Wednesday, 18 February 2015

Judge Block Obama’s Immigration Policy

A federal judge has temporarily blocked President Barack Obama's plan to protect millions of undocumented immigrants from deportation.
US District Judge Andrew Hanen in Brownsville, Texas, ruled in favour of some two dozen US states opposed to the administration's plan.

In November, Mr Obama announced a plan to spare some 4.7 million illegal immigrants in the US from the threat of deportation.
The President used his executive authority, bypassing Congress.

An additional 270,000 people would be able to stay under the expansion of a 2012 program known as Deferred Action for Childhood Arrivals (DACA) that offered deportation relief to people who were brought illegally to the United States as children, allowing them work.

That expansion was scheduled to begin on Wednesday.

Some 26 states sued the administration to halt the programmes, arguing Mr Obama's orders violated US constitutional limits on his powers. They requested an injunction to block the programmes from going into force while the legal process played out.
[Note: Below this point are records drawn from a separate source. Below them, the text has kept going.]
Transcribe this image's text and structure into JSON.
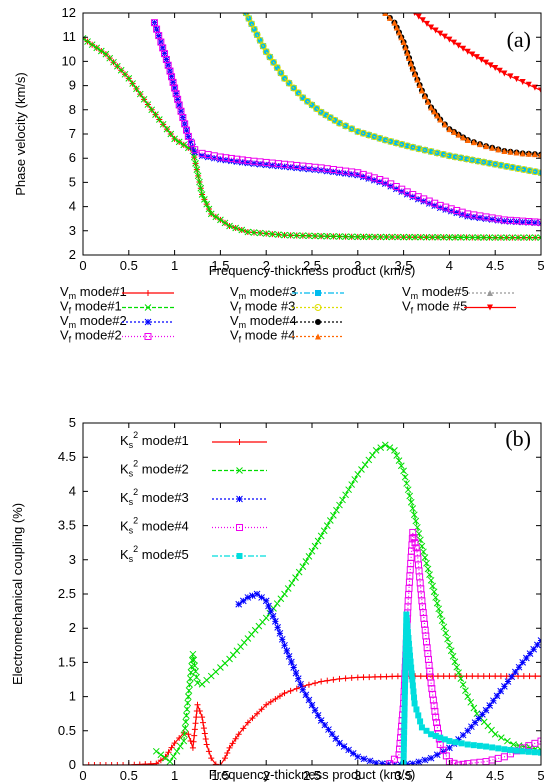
{
  "chart_data": [
    {
      "type": "line",
      "panel_label": "(a)",
      "xlabel": "Frequency-thickness product (km/s)",
      "ylabel": "Phase velocity (km/s)",
      "xlim": [
        0,
        5
      ],
      "ylim": [
        2,
        12
      ],
      "xticks": [
        "0",
        "0.5",
        "1",
        "1.5",
        "2",
        "2.5",
        "3",
        "3.5",
        "4",
        "4.5",
        "5"
      ],
      "yticks": [
        "2",
        "3",
        "4",
        "5",
        "6",
        "7",
        "8",
        "9",
        "10",
        "11",
        "12"
      ],
      "grid": false,
      "legend_position": "below",
      "series": [
        {
          "name": "Vm mode#1",
          "sym": "V",
          "sub": "m",
          "rest": " mode#1",
          "color": "#ff0000",
          "marker": "plus",
          "dash": "",
          "x": [
            0,
            0.25,
            0.5,
            0.75,
            1.0,
            1.1,
            1.2,
            1.3,
            1.4,
            1.6,
            1.8,
            2.2,
            2.6,
            3.0,
            3.5,
            4.0,
            4.5,
            5.0
          ],
          "y": [
            10.95,
            10.3,
            9.3,
            8.0,
            6.8,
            6.55,
            6.3,
            4.5,
            3.7,
            3.2,
            2.95,
            2.82,
            2.78,
            2.75,
            2.74,
            2.73,
            2.72,
            2.72
          ]
        },
        {
          "name": "Vf mode#1",
          "sym": "V",
          "sub": "f",
          "rest": " mode#1",
          "color": "#00dd00",
          "marker": "x",
          "dash": "4,2",
          "x": [
            0,
            0.25,
            0.5,
            0.75,
            1.0,
            1.1,
            1.2,
            1.3,
            1.4,
            1.6,
            1.8,
            2.2,
            2.6,
            3.0,
            3.5,
            4.0,
            4.5,
            5.0
          ],
          "y": [
            10.95,
            10.3,
            9.3,
            8.0,
            6.8,
            6.55,
            6.3,
            4.5,
            3.7,
            3.2,
            2.95,
            2.82,
            2.78,
            2.75,
            2.74,
            2.73,
            2.72,
            2.72
          ]
        },
        {
          "name": "Vm mode#2",
          "sym": "V",
          "sub": "m",
          "rest": " mode#2",
          "color": "#0000ff",
          "marker": "star",
          "dash": "2,2",
          "x": [
            0.78,
            0.85,
            0.95,
            1.05,
            1.15,
            1.22,
            1.3,
            1.5,
            1.8,
            2.2,
            2.6,
            3.0,
            3.3,
            3.6,
            3.9,
            4.2,
            4.6,
            5.0
          ],
          "y": [
            11.6,
            10.8,
            9.6,
            8.2,
            6.9,
            6.25,
            6.1,
            5.95,
            5.8,
            5.65,
            5.5,
            5.3,
            4.95,
            4.4,
            3.95,
            3.6,
            3.4,
            3.32
          ]
        },
        {
          "name": "Vf mode#2",
          "sym": "V",
          "sub": "f",
          "rest": " mode#2",
          "color": "#ee00ee",
          "marker": "square",
          "dash": "1,2",
          "x": [
            0.78,
            0.85,
            0.95,
            1.05,
            1.15,
            1.22,
            1.3,
            1.5,
            1.8,
            2.2,
            2.6,
            3.0,
            3.3,
            3.6,
            3.9,
            4.2,
            4.6,
            5.0
          ],
          "y": [
            11.6,
            10.8,
            9.6,
            8.2,
            6.9,
            6.35,
            6.2,
            6.05,
            5.9,
            5.75,
            5.6,
            5.4,
            5.05,
            4.5,
            4.05,
            3.7,
            3.45,
            3.35
          ]
        },
        {
          "name": "Vm mode#3",
          "sym": "V",
          "sub": "m",
          "rest": " mode#3",
          "color": "#00bbee",
          "marker": "fsquare",
          "dash": "6,2,2,2",
          "x": [
            1.78,
            1.9,
            2.0,
            2.2,
            2.4,
            2.6,
            2.8,
            3.0,
            3.3,
            3.6,
            4.0,
            4.5,
            5.0
          ],
          "y": [
            12.0,
            11.1,
            10.4,
            9.3,
            8.5,
            7.9,
            7.45,
            7.1,
            6.75,
            6.45,
            6.1,
            5.75,
            5.4
          ]
        },
        {
          "name": "Vf mode #3",
          "sym": "V",
          "sub": "f",
          "rest": " mode #3",
          "color": "#dddd00",
          "marker": "circle",
          "dash": "2,2",
          "x": [
            1.78,
            1.9,
            2.0,
            2.2,
            2.4,
            2.6,
            2.8,
            3.0,
            3.3,
            3.6,
            4.0,
            4.5,
            5.0
          ],
          "y": [
            12.0,
            11.1,
            10.4,
            9.3,
            8.5,
            7.9,
            7.45,
            7.1,
            6.75,
            6.45,
            6.1,
            5.75,
            5.4
          ]
        },
        {
          "name": "Vm mode#4",
          "sym": "V",
          "sub": "m",
          "rest": " mode#4",
          "color": "#000000",
          "marker": "fcircle",
          "dash": "2,2",
          "x": [
            3.3,
            3.4,
            3.5,
            3.6,
            3.7,
            3.8,
            3.9,
            4.0,
            4.2,
            4.4,
            4.6,
            4.8,
            5.0
          ],
          "y": [
            12.0,
            11.6,
            10.8,
            9.7,
            8.8,
            8.1,
            7.6,
            7.2,
            6.75,
            6.5,
            6.3,
            6.2,
            6.15
          ]
        },
        {
          "name": "Vf mode #4",
          "sym": "V",
          "sub": "f",
          "rest": " mode #4",
          "color": "#ff6600",
          "marker": "triangle",
          "dash": "2,2",
          "x": [
            3.3,
            3.4,
            3.5,
            3.6,
            3.7,
            3.8,
            3.9,
            4.0,
            4.2,
            4.4,
            4.6,
            4.8,
            5.0
          ],
          "y": [
            12.0,
            11.6,
            10.8,
            9.7,
            8.8,
            8.1,
            7.6,
            7.2,
            6.75,
            6.5,
            6.3,
            6.2,
            6.15
          ]
        },
        {
          "name": "Vm mode#5",
          "sym": "V",
          "sub": "m",
          "rest": " mode#5",
          "color": "#999999",
          "marker": "triangle",
          "dash": "2,2",
          "x": [],
          "y": []
        },
        {
          "name": "Vf mode #5",
          "sym": "V",
          "sub": "f",
          "rest": " mode #5",
          "color": "#ff0000",
          "marker": "itriangle",
          "dash": "",
          "x": [
            3.62,
            3.8,
            4.0,
            4.2,
            4.4,
            4.6,
            4.8,
            5.0
          ],
          "y": [
            12.0,
            11.4,
            10.9,
            10.4,
            9.95,
            9.5,
            9.15,
            8.8
          ]
        }
      ]
    },
    {
      "type": "line",
      "panel_label": "(b)",
      "xlabel": "Frequency-thickness product (km/s)",
      "ylabel": "Electromechanical coupling (%)",
      "xlim": [
        0,
        5
      ],
      "ylim": [
        0,
        5
      ],
      "xticks": [
        "0",
        "0.5",
        "1",
        "1.5",
        "2",
        "2.5",
        "3",
        "3.5",
        "4",
        "4.5",
        "5"
      ],
      "yticks": [
        "0",
        "0.5",
        "1",
        "1.5",
        "2",
        "2.5",
        "3",
        "3.5",
        "4",
        "4.5",
        "5"
      ],
      "grid": false,
      "legend_position": "top-left",
      "series": [
        {
          "name": "Ks2 mode#1",
          "sym": "K",
          "sub": "s",
          "sup": "2",
          "rest": " mode#1",
          "color": "#ff0000",
          "marker": "plus",
          "dash": "",
          "x": [
            0,
            0.5,
            0.8,
            0.9,
            1.0,
            1.1,
            1.15,
            1.2,
            1.25,
            1.3,
            1.35,
            1.4,
            1.45,
            1.5,
            1.55,
            1.6,
            1.7,
            1.8,
            2.0,
            2.2,
            2.4,
            2.6,
            2.8,
            3.0,
            3.5,
            4.0,
            4.5,
            5.0
          ],
          "y": [
            0,
            0,
            0.02,
            0.12,
            0.32,
            0.47,
            0.45,
            0.25,
            0.88,
            0.7,
            0.3,
            0.1,
            0.01,
            0.0,
            0.1,
            0.25,
            0.45,
            0.62,
            0.88,
            1.05,
            1.15,
            1.22,
            1.26,
            1.28,
            1.3,
            1.3,
            1.3,
            1.3
          ]
        },
        {
          "name": "Ks2 mode#2",
          "sym": "K",
          "sub": "s",
          "sup": "2",
          "rest": " mode#2",
          "color": "#00dd00",
          "marker": "x",
          "dash": "4,2",
          "x": [
            0.8,
            0.95,
            1.1,
            1.15,
            1.2,
            1.25,
            1.3,
            1.4,
            1.6,
            1.8,
            2.0,
            2.2,
            2.4,
            2.6,
            2.8,
            3.0,
            3.2,
            3.3,
            3.4,
            3.5,
            3.6,
            3.7,
            3.8,
            3.9,
            4.0,
            4.1,
            4.2,
            4.3,
            4.5,
            4.7,
            5.0
          ],
          "y": [
            0.2,
            0.05,
            0.35,
            1.0,
            1.62,
            1.2,
            1.18,
            1.3,
            1.55,
            1.85,
            2.15,
            2.5,
            2.9,
            3.35,
            3.8,
            4.25,
            4.6,
            4.68,
            4.6,
            4.3,
            3.75,
            3.2,
            2.7,
            2.2,
            1.75,
            1.35,
            1.0,
            0.75,
            0.45,
            0.3,
            0.22
          ]
        },
        {
          "name": "Ks2 mode#3",
          "sym": "K",
          "sub": "s",
          "sup": "2",
          "rest": " mode#3",
          "color": "#0000ff",
          "marker": "star",
          "dash": "2,2",
          "x": [
            1.7,
            1.8,
            1.9,
            2.0,
            2.1,
            2.2,
            2.4,
            2.6,
            2.8,
            3.0,
            3.2,
            3.4,
            3.6,
            3.8,
            4.0,
            4.2,
            4.4,
            4.6,
            4.8,
            5.0
          ],
          "y": [
            2.35,
            2.45,
            2.5,
            2.4,
            2.1,
            1.75,
            1.1,
            0.65,
            0.32,
            0.12,
            0.03,
            0.0,
            0.02,
            0.1,
            0.25,
            0.5,
            0.8,
            1.15,
            1.5,
            1.82
          ]
        },
        {
          "name": "Ks2 mode#4",
          "sym": "K",
          "sub": "s",
          "sup": "2",
          "rest": " mode#4",
          "color": "#ee00ee",
          "marker": "square",
          "dash": "1,2",
          "x": [
            3.35,
            3.45,
            3.5,
            3.55,
            3.6,
            3.65,
            3.7,
            3.75,
            3.8,
            3.85,
            3.9,
            4.0,
            4.1,
            4.2,
            4.4,
            4.6,
            4.8,
            5.0
          ],
          "y": [
            0.02,
            0.15,
            0.9,
            2.4,
            3.4,
            3.1,
            2.4,
            1.8,
            1.2,
            0.7,
            0.3,
            0.05,
            0.0,
            0.02,
            0.05,
            0.12,
            0.25,
            0.35
          ]
        },
        {
          "name": "Ks2 mode#5",
          "sym": "K",
          "sub": "s",
          "sup": "2",
          "rest": " mode#5",
          "color": "#00dddd",
          "marker": "fsquare",
          "dash": "6,2,2,2",
          "x": [
            3.5,
            3.53,
            3.57,
            3.62,
            3.7,
            3.8,
            3.9,
            4.0,
            4.2,
            4.4,
            4.6,
            4.8,
            5.0
          ],
          "y": [
            0.05,
            2.2,
            1.6,
            0.9,
            0.55,
            0.45,
            0.4,
            0.35,
            0.3,
            0.27,
            0.23,
            0.2,
            0.18
          ]
        }
      ]
    }
  ]
}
Texas Governor Greg Abbott praised Judge Hanen's ruling, saying: "The President's attempt to by-pass the will of the American people was successfully checked today."

But President Obama said he believed the issue would be resolved in the White House's favour.

"With respect to the ruling ... I disagree with it," he told reporters in the Oval Office.

"I think the law is on our side and history is on our side."

The White House has previously defended the executive orders as within the President's legal authority.

It has said the US Supreme Court and Congress have allowed federal officials to set priorities in enforcing immigration laws.

An appeal would be heard by the 5th US Circuit Court of Appeals in New Orleans.